Field NameTypeDescription
idstringA unique identifier for the chat completion.
objectstringThe object type, usually chat.completion (or chat.completion.chunk for streaming).
createdintegerThe Unix timestamp of when the completion was created.
choicesarrayA list of chat completion choices.
└─ indexintegerThe index of the choice in the list.
└─ messageobjectA message object generated by the model, containing role and content.
└─ finish_reasonstringThe reason the model stopped generating (e.g., stop for natural end, length for reaching max_tokens).
usageobjectUsage statistics for the completion request.
└─ prompt_tokensintegerNumber of tokens in the prompt (including image tokens).
└─ completion_tokensintegerNumber of tokens in the generated content.
└─ total_tokensintegerTotal tokens used in the request.

Response Example (Successful 200 OK)

{
    "id": "chatcmpl-123",
    "object": "chat.completion",
    "created": 1677652288,
    "choices": [
        {
            "index": 0,
            "message": {
                "role": "assistant",
                "content": "\r
\r
Hello there, how may I assist you today?"
            },
            "finish_reason": "stop"
        }
    ],
    "usage": {
        "prompt_tokens": 9,
        "completion_tokens": 12,
        "total_tokens": 21
    }
}

Frequently Asked Questions (FAQs)

Q1: How do I enable streaming output? A: Set the stream parameter to true in the request body. Once enabled, the API will no longer wait for the entire response to be generated. Instead, it will return data chunks in data: {...} format via Server-Sent Events (SSE) until the data: [DONE] flag is received.
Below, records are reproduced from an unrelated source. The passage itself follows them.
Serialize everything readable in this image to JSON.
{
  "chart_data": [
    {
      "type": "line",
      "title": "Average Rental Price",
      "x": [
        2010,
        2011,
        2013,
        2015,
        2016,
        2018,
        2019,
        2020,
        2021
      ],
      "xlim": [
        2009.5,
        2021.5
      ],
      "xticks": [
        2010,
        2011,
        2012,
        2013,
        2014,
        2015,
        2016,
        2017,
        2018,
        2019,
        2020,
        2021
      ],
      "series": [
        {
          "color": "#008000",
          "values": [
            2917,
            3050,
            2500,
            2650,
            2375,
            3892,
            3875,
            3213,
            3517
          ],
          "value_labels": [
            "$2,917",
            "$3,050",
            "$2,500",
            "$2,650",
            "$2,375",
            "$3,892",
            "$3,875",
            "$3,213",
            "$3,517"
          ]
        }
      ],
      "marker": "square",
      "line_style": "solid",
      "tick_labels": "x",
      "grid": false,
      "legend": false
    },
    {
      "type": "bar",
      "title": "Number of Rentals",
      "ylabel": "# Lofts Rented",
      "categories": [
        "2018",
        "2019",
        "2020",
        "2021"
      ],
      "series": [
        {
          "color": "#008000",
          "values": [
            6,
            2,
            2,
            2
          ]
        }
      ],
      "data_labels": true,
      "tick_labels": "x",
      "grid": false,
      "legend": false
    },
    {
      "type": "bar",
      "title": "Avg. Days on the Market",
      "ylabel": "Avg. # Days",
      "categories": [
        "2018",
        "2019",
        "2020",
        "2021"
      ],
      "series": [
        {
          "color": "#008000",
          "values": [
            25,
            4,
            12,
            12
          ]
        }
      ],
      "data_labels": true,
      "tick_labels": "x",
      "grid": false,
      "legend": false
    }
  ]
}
Q2: What are the requirements for Base64 encoding in vision tasks? A: The image Base64 string must include the correct MIME type prefix, such as data:image/png;base64, or data:image/jpeg;base64,. It is recommended to compress the image dimensions appropriately before converting to Base64 to reduce network latency and prompt_tokens consumption (excessively large images consume many tokens and may exceed context limits).
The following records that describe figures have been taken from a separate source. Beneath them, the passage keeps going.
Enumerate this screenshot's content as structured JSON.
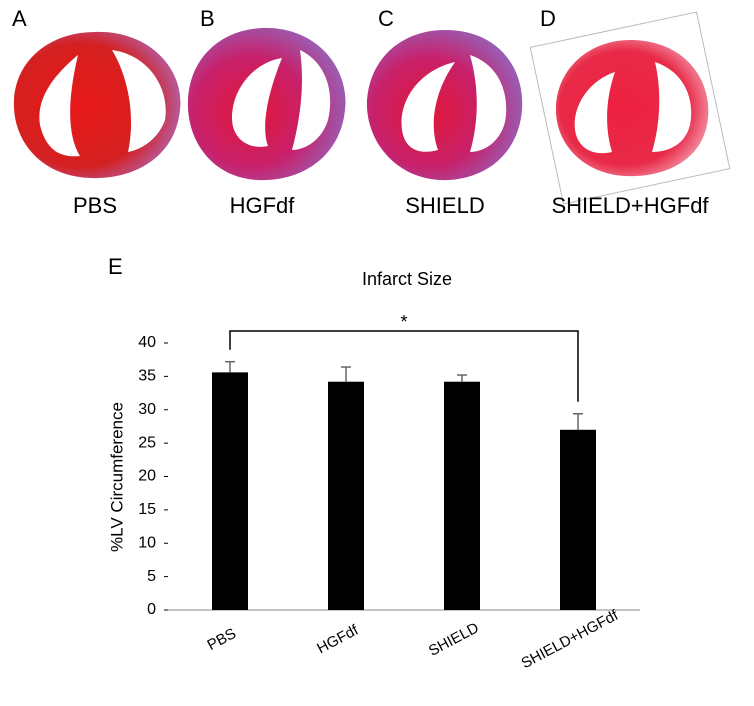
{
  "panels": [
    {
      "letter": "A",
      "label": "PBS"
    },
    {
      "letter": "B",
      "label": "HGFdf"
    },
    {
      "letter": "C",
      "label": "SHIELD"
    },
    {
      "letter": "D",
      "label": "SHIELD+HGFdf"
    }
  ],
  "chart_data": {
    "type": "bar",
    "panel_letter": "E",
    "title": "Infarct Size",
    "y_label": "%LV Circumference",
    "categories": [
      "PBS",
      "HGFdf",
      "SHIELD",
      "SHIELD+HGFdf"
    ],
    "values": [
      35.6,
      34.2,
      34.2,
      27.0
    ],
    "errors": [
      1.6,
      2.2,
      1.0,
      2.4
    ],
    "color": "#000000",
    "ylim": [
      0,
      40
    ],
    "yticks": [
      0,
      5,
      10,
      15,
      20,
      25,
      30,
      35,
      40
    ],
    "grid": false,
    "annotation": "*"
  }
}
Q3: Why is the model's response truncated? A: Check the value of choices[0].finish_reason in the response body. If it is length, it means the generated text reached the max_tokens limit you set, or the entire conversation exceeded the model's maximum context window. You can resolve this by increasing the max_tokens value.
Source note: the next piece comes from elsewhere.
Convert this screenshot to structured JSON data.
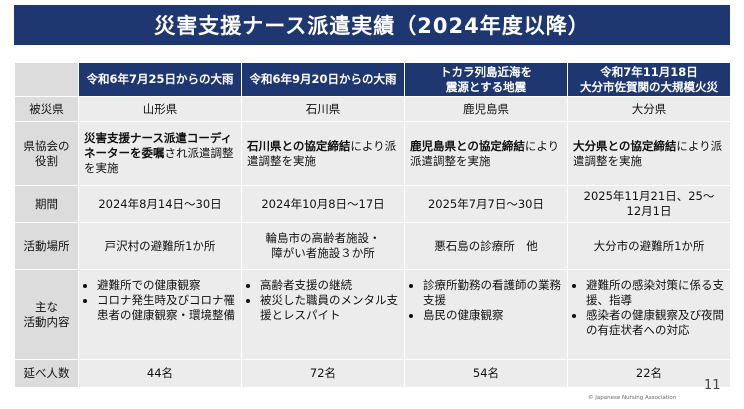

Q4: How can I force the model to output data in JSON format? A: First, set "response_format": { "type": "json_object" } in the request body. Important: In addition to setting this parameter, you must explicitly instruct the model to output JSON using natural language in the messages (either in the system prompt or user prompt), e.g., "Please output the result in JSON format." Failure to do so may result in the model generating endless whitespace until tokens are exhausted.

Q5: What should I do if I encounter a 401 Unauthorized error? A: Ensure that the Authorization parameter in the request header correctly carries the API Key. The format must strictly be Bearer YOUR_API_KEY (note the single space between Bearer and the Key).